Sterling falls sharply in early European session after release of much worse than expected job report from UK. Data showed that employment situation in the UK deteriorated in February with claimant count surged +4.3%, higher than consensus of +4% and January's+3.8%. The number of people claiming for jobless benefit increased by 138.4K, compared with market expectation of 84.5K and a revised 93.5K in the previous month. ILO unemployment rate climbed at the fastest pace since 1971to +6.5%, in January from 6.3% a month ago. The number of job loss rose to 2.029M, a level not seen since 1997, in the three months to January. During the period, average earnings including bonuses soared by an annual 1.8%, the weakest since records began in 1991.

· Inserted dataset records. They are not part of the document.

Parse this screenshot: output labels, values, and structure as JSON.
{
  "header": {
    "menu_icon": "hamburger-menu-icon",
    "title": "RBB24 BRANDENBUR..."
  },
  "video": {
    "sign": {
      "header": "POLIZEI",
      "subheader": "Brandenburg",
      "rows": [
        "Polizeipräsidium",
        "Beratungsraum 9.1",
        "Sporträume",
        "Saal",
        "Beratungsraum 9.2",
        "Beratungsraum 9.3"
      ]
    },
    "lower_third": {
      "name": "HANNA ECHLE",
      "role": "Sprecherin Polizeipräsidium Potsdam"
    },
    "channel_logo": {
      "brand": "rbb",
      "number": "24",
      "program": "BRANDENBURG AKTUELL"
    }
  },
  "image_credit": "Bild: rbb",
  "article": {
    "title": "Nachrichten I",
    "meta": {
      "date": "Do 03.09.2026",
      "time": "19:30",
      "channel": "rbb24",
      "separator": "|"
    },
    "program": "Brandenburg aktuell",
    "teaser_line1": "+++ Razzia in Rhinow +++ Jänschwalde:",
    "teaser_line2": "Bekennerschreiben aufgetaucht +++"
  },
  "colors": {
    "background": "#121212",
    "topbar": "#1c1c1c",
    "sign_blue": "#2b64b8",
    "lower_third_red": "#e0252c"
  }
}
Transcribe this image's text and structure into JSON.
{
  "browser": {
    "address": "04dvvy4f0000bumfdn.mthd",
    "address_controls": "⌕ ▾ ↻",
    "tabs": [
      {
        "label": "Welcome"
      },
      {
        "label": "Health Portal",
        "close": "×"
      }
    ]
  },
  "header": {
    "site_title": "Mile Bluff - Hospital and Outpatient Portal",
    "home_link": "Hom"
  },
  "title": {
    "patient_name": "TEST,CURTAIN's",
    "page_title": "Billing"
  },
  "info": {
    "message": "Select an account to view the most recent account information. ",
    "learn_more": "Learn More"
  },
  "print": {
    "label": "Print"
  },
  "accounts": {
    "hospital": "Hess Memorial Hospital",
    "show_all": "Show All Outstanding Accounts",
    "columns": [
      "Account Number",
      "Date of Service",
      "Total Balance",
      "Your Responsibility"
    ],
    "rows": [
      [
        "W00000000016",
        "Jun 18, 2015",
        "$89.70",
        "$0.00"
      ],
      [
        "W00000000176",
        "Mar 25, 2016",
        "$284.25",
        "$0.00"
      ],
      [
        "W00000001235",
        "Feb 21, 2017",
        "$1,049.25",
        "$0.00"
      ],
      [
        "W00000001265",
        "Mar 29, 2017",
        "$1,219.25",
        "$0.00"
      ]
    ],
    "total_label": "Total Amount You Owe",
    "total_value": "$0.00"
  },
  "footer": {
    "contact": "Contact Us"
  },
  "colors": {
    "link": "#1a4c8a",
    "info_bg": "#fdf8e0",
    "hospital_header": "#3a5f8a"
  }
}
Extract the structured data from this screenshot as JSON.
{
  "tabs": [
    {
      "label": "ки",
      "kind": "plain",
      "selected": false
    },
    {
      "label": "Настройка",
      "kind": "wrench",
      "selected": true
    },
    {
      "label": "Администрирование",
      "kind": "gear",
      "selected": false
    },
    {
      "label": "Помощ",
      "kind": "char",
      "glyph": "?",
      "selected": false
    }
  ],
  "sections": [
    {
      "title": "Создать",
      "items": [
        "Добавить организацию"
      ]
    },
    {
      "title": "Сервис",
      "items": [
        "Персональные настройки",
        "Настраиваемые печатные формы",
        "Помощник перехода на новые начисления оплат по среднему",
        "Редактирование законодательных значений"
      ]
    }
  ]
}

The Bank of England today released the minutes for March's meeting, showing the policymakers voted unanimously (9-0) to reduce interest rate by 50 bps to 0.5% on Mar 5. At the same time, the nine of them all voted for the QE program to spend the 75B pound in the coming 3 months on asset buying. The MPC viewed that private sector asset purchases under the Asset Purchase Facility should be financed using central bank reserves rather than Treasury Bills. In another occasion, the BOE Governor Mervyn King said that outlook for inflation will determine when they will reverse the asset purchase program and increase interest rate.
Technically, EUR/GBP's decisive break of 0.9317 resistance continues that rise from 0.8635 has resumed and should now be targeting 0.9518 resistance next,. As discussed in our technical outlook report, the whole correction from 0.9799 has completed with three waves down to 0.8635 and a retest of this high is anticipated in near term. GBP/USD's failure below 1.4304 resistance and today's break of 1.3912 is retaining the bearish outlook that fall from 1.4984 is still in progress. Intraday bias in GBP/USD is flipped back to the downside for 1.3654 support first and then a retest of 1.3503 low.
Retail sales in Switzerland rose +1.2% yoy in January following a 3.6% yoy increase in December as the nation's economy is facing deep recession. Swissy is lifted by the data and extends recovery against dollar and Euro.
Price actions in Japanese yen is mixed. More upside is still in favor in USD/JPY and EUR/JPY but GBP/JPY is showing some extra weakness. Bank of Japan left overnight lending rate unchanged at 0.1% earlier today. At the same time, BoJ boosted purchase of Japanese Government Bonds (JGBs) up from ¥1.4T to ¥1.8T per month. BoJ said in the statement that markets will remain under stress in the new fiscal year and continued provision of substantial liquidity is required to ensure stability in financial markets. BoJ has also announced yesterday it is setting up a ¥1T fund to give subordinated loans to banks. JGBs trade higher after the announcement pushing yield down slightly and should make it easier for the government to fund the planned deficits. But markets are increasingly worried that BoJ is running out of new ideas to revive the economy of Japan, which appears to be much more affected by the current financial crisis than other developed countries.
Looking ahead, in US session, main focus will be on any discussions and decisions on purchase of larger quantities of long-term Treasury securities and possibly expanding the Federal Reserve's purchase of mortgage-backed securities. US' CPI should have risen +3% mom and 0% yoy in February as driven by higher gasoline price As shown in the worse-than-expected PPI report yesterday, food price plunged sharply and energy prices did not rise as much as forecast . Excluding food and energy, core CPI is expected to have eased to +0.1% mom during the month from +0.2% in January. On yearly basis, the gauge should have gained +1.7%. Current account deficit should have narrowed to $137.1B in 4Q08 while real earnings in February probably slid -0.1%. Canada's wholesale sales likely plunged -2.7% mom in January following a -3.4% drop in the previous month.